Your gallery artist roster and their artworks are the stars of your website. I know you want to present them online in the best possible manner, so they get the attention they deserve and inspire art sales.
You can do many little things to present them assiduously while also enhancing the online viewing experience for art collectors visiting your website.
Here I have outlined simple ways to make your gallery’s artist roster, portfolio, and biography pages more valuable to prospective art buyers. When art collectors shop online, they expect comprehensive information and an exceptional browsing experience.
Gallery Artist Roster Page
- The most effective design for an artist roster page is a grid style with artwork images and names. Roster pages comprising only a list of names frustrates the viewer who may be browsing. All that clicking back and forth makes it difficult to find art that appeals to them. Images help the discovery process.
- If you represent many artists working in a variety of mediums, organize your artist inventory page by medium to enhance the viewing experience. This layout helps alleviate being overwhelmed with too many choices.
- You might also feature artists on this page who were part of your past, current and upcoming exhibitions.
Artist Portfolio Pages
- Adding text, along with images and necessary information (title, medium, size, and price), about the works in the portfolio is essential. Search engines rely upon the on-page text with keywords to index correctly in search results. For potential buyers, the descriptive text adds a greater understanding of the work and improves the ability to connect emotionally or intellectually. This content strategy makes being on the website more exciting and helps an art collector identify with a specific piece in the portfolio. That’s what it’s all about…. Right?
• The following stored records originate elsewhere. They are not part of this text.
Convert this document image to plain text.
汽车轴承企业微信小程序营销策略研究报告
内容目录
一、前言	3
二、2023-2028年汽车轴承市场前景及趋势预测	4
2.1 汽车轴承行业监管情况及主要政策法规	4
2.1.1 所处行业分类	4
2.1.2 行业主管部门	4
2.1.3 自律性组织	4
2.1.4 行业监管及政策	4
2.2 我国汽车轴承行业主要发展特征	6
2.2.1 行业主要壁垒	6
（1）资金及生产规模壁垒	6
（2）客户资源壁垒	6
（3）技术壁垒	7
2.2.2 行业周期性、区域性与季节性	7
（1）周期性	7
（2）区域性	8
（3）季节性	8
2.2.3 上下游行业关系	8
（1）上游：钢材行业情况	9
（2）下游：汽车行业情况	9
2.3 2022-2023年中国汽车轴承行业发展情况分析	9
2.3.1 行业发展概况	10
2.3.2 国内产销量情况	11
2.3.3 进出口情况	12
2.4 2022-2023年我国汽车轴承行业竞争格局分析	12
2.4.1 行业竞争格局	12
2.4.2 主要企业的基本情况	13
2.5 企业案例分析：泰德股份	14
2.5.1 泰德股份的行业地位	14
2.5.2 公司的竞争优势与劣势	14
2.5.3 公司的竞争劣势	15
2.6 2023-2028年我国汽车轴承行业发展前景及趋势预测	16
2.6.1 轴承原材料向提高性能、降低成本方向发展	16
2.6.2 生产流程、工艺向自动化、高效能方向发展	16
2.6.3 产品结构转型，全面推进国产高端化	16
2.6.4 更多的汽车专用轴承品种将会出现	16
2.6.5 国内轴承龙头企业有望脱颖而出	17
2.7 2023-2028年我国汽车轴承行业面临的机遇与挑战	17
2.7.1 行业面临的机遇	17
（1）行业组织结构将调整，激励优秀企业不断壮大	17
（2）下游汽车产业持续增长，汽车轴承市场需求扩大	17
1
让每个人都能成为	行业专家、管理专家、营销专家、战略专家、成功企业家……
- Most gallery artist portfolio pages use only the artist’s name as the headline. The headline is valuable real estate for both viewers and search engines. It is an excellent opportunity to communicate something important. After all, viewers probably got the artist’s name on the roster page. A headline may spark curiosity and persuade the reader to explore further. Headline ideas might include something about what the artist is best known for or an unusual technique.
- Many art gallery websites still post small images of artwork that leave a lot of white space on the page. This design element is a waste of visual real estate. Present artwork images that allow the viewer to see it as large as possible and even zoom in on the detail.
- Post multiple images of a piece, including the work framed and unframed, detail shots, and a wall view with a piece of furniture next to it to give a better idea of scale.
- Include an inquiry link on every artist portfolio page or for every artwork depending on the program you use. Make it super easy to contact the gallery for more information.
- Provide relevant information for making a buying decision, such as price, edition, framing options, condition reports, provenance, and authenticity information.
- Other information vital to considering a purchase online includes gallery policies, such as return policy, shipping, financing, approval policies, etc. Don’t make potential buyers have to go searching for this information. Place links to where they can find this information elsewhere on your gallery’s website.
Artist Biography Pages
- Use storytelling on your artist bio pages to help collectors understand what drives an artist to create and why the gallery is passionate about supporting that artist. Make the story unexpectedly interesting. Standard CV information makes a dull bio page and is a missed opportunity for building SEO. An artist’s story aims to create a connection between the potential art buyer and what the artist is trying to accomplish with their work.
- Tell stories visually as well. Please include photos of the artist at work in their studio, past show pictures, and videos on the artist’s bio page. Doing so helps site visitors to have a more comprehensive understanding of the artist. If possible, include images of the artist’s work installed in client spaces. These visuals help buyers imagine how pieces might enhance their living space as well.
- Use headers and sub-headers to allow visitors to skim a page and quickly find information that most interests them. Also, remember that reading online is best with short paragraphs.
- Link back to other pages of your website. For example, any past blog posts or media write-ups. This keeps people on the site longer and more engaged.
To the Point
Your website as a sales and marketing tool should educate and entice viewers to take the next step by exploring additional information on the gallery website to learn more, contact the gallery, or ultimately make a purchase. Not every artist can have a show in the gallery every year, but you can present them online in a more complete and informative way.
Web surfers demand easy navigation and expect to immediately find the information they want. A poor browsing experience or slow page loading can affect your website’s drop-off rate and search engine index results. Search engines favor websites with rich content that is continuously being refreshed. Don’t let your artists’ portfolio and bio page get stale.
Sometimes artwork speaking for itself may not be enough to grab and hold a site visitor’s attention. Storytelling, both through text and visuals, can be very compelling when getting collectors to envision living with a particular piece.
Use these easy suggestions to make your art gallery’s website a marketing and sales powerhouse for your artists and a delightful experience for your site visitors.